By Frosty Wooldridge, www.newswithviews.com

THE NEXT ADDED 100 MILLION AMERICANS

Part 14: Sustainable growth is unsustainable

By Frosty Wooldridge

Richard Stengel, managing editor of Time Magazine, in October 2006 wrote an essay promoting America’s population growth, “We need to continue growing but in smarter more sustainable ways.”

A picture of Stengel wearing a suit and tie along with a smile accompanied his essay “Tracking America’s Journey.” He looks intelligent, but his words betray his understanding of America’s population dilemma. Stengel illustrates 20th century thinking in the harsh realities of the 21st century. In other words, he’s clueless as to what he’s talking about. However, he looks good, so millions of people think he knows what he’s promoting. He does not!

Albert Einstein warned, “The problems in the world today are so enormous they cannot be solved with the level of thinking that created them.”

In his essay, Stengel illustrated our glorious past population growth and projected our adding 100 million people in three decades. He said, “Unlike Japan and Europe, the U.S. is still growing at a healthy clip.” He neglected to state that millions of those immigrants flee from overpopulated countries that can’t feed their populations. That phenomenon fuels our population growth.

Stengel neglected to understand that you can’t maintain a ‘healthy’ and ‘sustainable’ growing population ad infinitum. The two stand diametrically opposed to one another. Stengel subscribes to antiquated 20th century thinking. He presents well, but he’s totally out of touch with the consequences of what he promotes.

His kind of thinking drives California’s current 37.5 million onward to 79 million in 40 years. Stengel’s thinking adds 12 million people to Texas in 18 years.

Let’s get down to brass tacks on the absurdity of unending growth and sustainability!

Dr. Albert Bartlett, physics professor at the University of Colorado, and brilliant demographic expert wrote, “Arithmetic, Population and Energy.” You may obtain a copy of the video by calling 303-492-2670 or emailing Mr. Herb Rodriguez at herb.rodriguez@colorado.edu That video would cause Time Editor Richard Stengel to write a different essay on America’s future. Why? He could no longer romanticize. He couldn’t write glowingly about the future with an added 100 million people. He couldn’t obfuscate the facts we face as civilization headed for an unsustainable future. Dr. Bartlett writes:

THE MEANING OF SUSTAINABILITY

First, we must accept the idea that "sustainable" has to mean “for an

unspecified long period of time.”

Second, we must acknowledge the mathematical fact that steady growth gives very large numbers in modest periods of time. For example, a population of 10,000 people growing at 7 percent per year will become a population of 10,000,000 people in just 100 years.

From these two statements we can see that the term "sustainable growth"

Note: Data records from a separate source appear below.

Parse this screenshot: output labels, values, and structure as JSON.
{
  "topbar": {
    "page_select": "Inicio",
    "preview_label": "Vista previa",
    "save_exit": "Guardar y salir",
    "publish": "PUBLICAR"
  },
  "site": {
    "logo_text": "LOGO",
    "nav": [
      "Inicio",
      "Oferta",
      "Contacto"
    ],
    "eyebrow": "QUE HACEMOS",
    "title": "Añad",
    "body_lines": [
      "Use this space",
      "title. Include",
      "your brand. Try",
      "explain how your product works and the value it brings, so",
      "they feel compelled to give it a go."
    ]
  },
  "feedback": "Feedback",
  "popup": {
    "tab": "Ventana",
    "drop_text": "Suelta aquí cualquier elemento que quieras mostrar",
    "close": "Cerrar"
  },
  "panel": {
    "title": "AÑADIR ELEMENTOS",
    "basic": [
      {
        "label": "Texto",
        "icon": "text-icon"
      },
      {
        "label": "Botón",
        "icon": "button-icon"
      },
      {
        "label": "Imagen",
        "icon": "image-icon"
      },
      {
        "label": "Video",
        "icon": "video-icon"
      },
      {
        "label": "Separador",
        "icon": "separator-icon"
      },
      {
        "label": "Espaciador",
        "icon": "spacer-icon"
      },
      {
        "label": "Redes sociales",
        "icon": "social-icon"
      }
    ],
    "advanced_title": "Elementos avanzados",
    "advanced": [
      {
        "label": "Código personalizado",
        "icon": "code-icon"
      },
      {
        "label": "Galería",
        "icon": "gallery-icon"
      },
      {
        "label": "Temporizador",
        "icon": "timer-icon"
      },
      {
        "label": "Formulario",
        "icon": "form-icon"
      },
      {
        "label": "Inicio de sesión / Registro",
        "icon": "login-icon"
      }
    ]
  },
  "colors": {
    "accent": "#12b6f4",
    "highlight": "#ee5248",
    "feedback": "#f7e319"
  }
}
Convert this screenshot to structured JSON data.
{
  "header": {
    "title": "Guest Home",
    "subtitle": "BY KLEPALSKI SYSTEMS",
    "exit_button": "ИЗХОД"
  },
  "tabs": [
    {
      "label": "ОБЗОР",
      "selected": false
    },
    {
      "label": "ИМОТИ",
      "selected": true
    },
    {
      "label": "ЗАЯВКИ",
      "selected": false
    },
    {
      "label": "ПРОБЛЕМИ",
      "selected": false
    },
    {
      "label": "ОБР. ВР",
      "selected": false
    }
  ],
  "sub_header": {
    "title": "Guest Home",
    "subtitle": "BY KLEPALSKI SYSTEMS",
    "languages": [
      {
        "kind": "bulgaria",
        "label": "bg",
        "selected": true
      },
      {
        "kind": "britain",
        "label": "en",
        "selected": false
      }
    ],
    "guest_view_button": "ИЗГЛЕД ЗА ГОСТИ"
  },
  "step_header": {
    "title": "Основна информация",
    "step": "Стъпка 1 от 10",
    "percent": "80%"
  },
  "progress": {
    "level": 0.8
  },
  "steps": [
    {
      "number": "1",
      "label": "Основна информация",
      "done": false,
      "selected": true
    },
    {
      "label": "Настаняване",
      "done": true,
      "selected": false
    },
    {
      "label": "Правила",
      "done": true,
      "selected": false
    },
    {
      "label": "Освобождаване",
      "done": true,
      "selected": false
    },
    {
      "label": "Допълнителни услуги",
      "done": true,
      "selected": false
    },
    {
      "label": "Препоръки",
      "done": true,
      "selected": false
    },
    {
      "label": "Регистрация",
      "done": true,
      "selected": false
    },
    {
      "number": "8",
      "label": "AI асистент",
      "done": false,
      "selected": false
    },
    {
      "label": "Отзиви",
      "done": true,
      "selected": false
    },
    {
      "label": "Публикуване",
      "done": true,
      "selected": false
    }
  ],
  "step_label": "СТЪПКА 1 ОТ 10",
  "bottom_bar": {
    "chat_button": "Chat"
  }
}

implies "increasing endlessly," which means that the growing quantity will

tend to become infinite in size. The finite size of resources, ecosystems,

the environment, and the Earth, lead one to the most fundamental truth of

sustainability:

When applied to material things, the term "sustainable growth" is an oxymoron.

SUSTAINABILITY

The terms "sustainable" and "sustainability" burst into the global lexicon in the 1980s as the electronic news media made people increasingly aware of the growing global problems of overpopulation, drought, famine, and environmental degradation that had been the subject of “Limits to Growth” in the early 1970s.

A great increase of awareness came with the publication of the report of the United Nations World Commission on Environment and Development, the Brundtland Report, which is available in bookstores under the title “Our Common Future.”

In graphic and heart-wrenching detail, the report places before the reader the enormous problems and suffering that are being experienced with growing intensity every day throughout the underdeveloped world. In the foreword, before there was any definition of "sustainable," there was the ringing call:

“What is needed now is a new era of economic growth - growth that is forceful and at the same time socially and environmentally sustainable.”

One should be struck by the fact that here is a call for "economic growth"

that is "sustainable." One has to ask if it is possible to have an increase in economic activity without having increases in the rates of consumption of non-renewable resources. If so, under what conditions can this happen? Are we moving toward those conditions today? What is meant by the undefined terms, “socially sustainable” and “environmentally sustainable?” Can we have one without the other?

As we have seen, these two concepts of “growth” and “sustainability"

are in conflict with one another, yet here we see the call for both. The

use of the word "forceful" would seem to imply "rapid," but if this is the

intended meaning, it would just heighten the conflict.

Thus sustainable development can only be pursued if population size and

growth are in harmony with the changing productive potential of the

ecosystem.

One begins to feel uneasy. “Population size and growth” are vaguely

identified as possible problem areas, but we don’t know what the Commission

means by the phrase "in harmony with...?" It can mean anything. By page

11 the Commission acknowledges that population growth is a serious problem,

but then:

The issue is not just numbers of people, but how those numbers relate to

available resources. Urgent steps are needed to limit extreme rates of

population growth.

Once you read or watch Dr. Bartlett’s presentation, you will be more in touch with reality than Time’s Editor Richard Stengel. There’s no way we need to or can add 100 million people to the United States by 2040, which is 34 years from now.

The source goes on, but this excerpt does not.